Unconstitutional Creation of “Negotiation Class” in National Opioid Litigation

WASHINGTON, D.C. – February 14, 2020 – Lawyers for Civil Justice (LCJ), a national coalition of defense trial lawyer organizations, law firms, and corporations, yesterday filed an amicus brief with the U.S. Court of Appeals for the Sixth Circuit in Albany County v McKesson, et al., a case in the national opioid litigation, in opposition to the federal district court’s order that would result in the certification of a “negotiation class.”

“If allowed to stand, the district court order will result in certification of a negotiation class that amounts to a judicial usurpation of power beyond anything contemplated in the U.S. Constitution, or the Federal Rules of Civil Procedure,” LCJ writes in its brief. “Certifying a negotiation class, as was done here, impedes our civil justice system’s ability to function so that disputes are resolved using clear and predictable rules that are known in advance and that create a fair forum for cases and controversies that will be decided under neutral principles of law.”

The brief further argues: “The judicial power does not extend to judicial efforts to solve national social crises untethered to the exercise of jurisdiction over specific cases and controversies as governed by governing statutes, case law, and court rules.”

The amicus filing reflects LCJ’s concerns about class actions and MDL procedures.

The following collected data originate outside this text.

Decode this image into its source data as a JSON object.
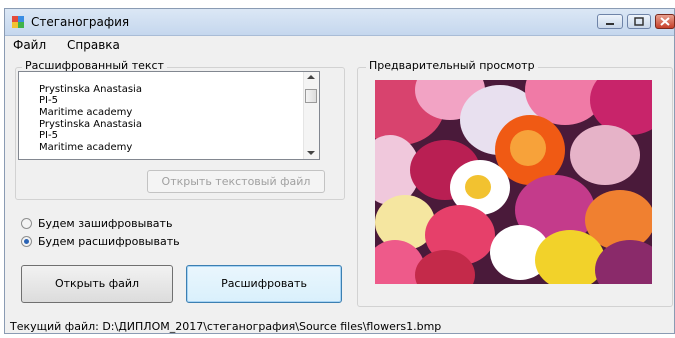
{
  "window": {
    "title": "Стеганография",
    "icon": "app-icon",
    "controls": [
      "minimize-icon",
      "maximize-icon",
      "close-icon"
    ]
  },
  "menu": {
    "file": "Файл",
    "help": "Справка"
  },
  "decrypted_group": {
    "label": "Расшифрованный текст",
    "lines": [
      "Prystinska Anastasia",
      "PI-5",
      "Maritime academy",
      "Prystinska Anastasia",
      "PI-5",
      "Maritime academy"
    ],
    "open_text_button": "Открыть текстовый файл",
    "open_text_button_enabled": false
  },
  "mode": {
    "encrypt_label": "Будем зашифровывать",
    "decrypt_label": "Будем расшифровывать",
    "selected": "decrypt"
  },
  "buttons": {
    "open_file": "Открыть файл",
    "decrypt": "Расшифровать"
  },
  "preview_group": {
    "label": "Предварительный просмотр",
    "image": "flowers-photo"
  },
  "status": {
    "text": "Текущий файл: D:\\ДИПЛОМ_2017\\стеганография\\Source files\\flowers1.bmp"
  },
  "colors": {
    "radio_dot": "#2a63b5",
    "close_button": "#c6402a"
  }
}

Article III of the Constitution created federal courts of limited powers when it vested them with the “judicial power.” The organization believes that the order certifying a negotiation class adopted here falls outside of Article III’s limits, is unauthorized by federal law, and is inconsistent with the federal rules.

LCJ urged the U.S. Court of Appeals for the Sixth Circuit to reverse the district court’s order certifying a “negotiation class” because it is inconsistent with the standard for certification of classes as embodied in the rules and as articulated by the Supreme Court and this Court.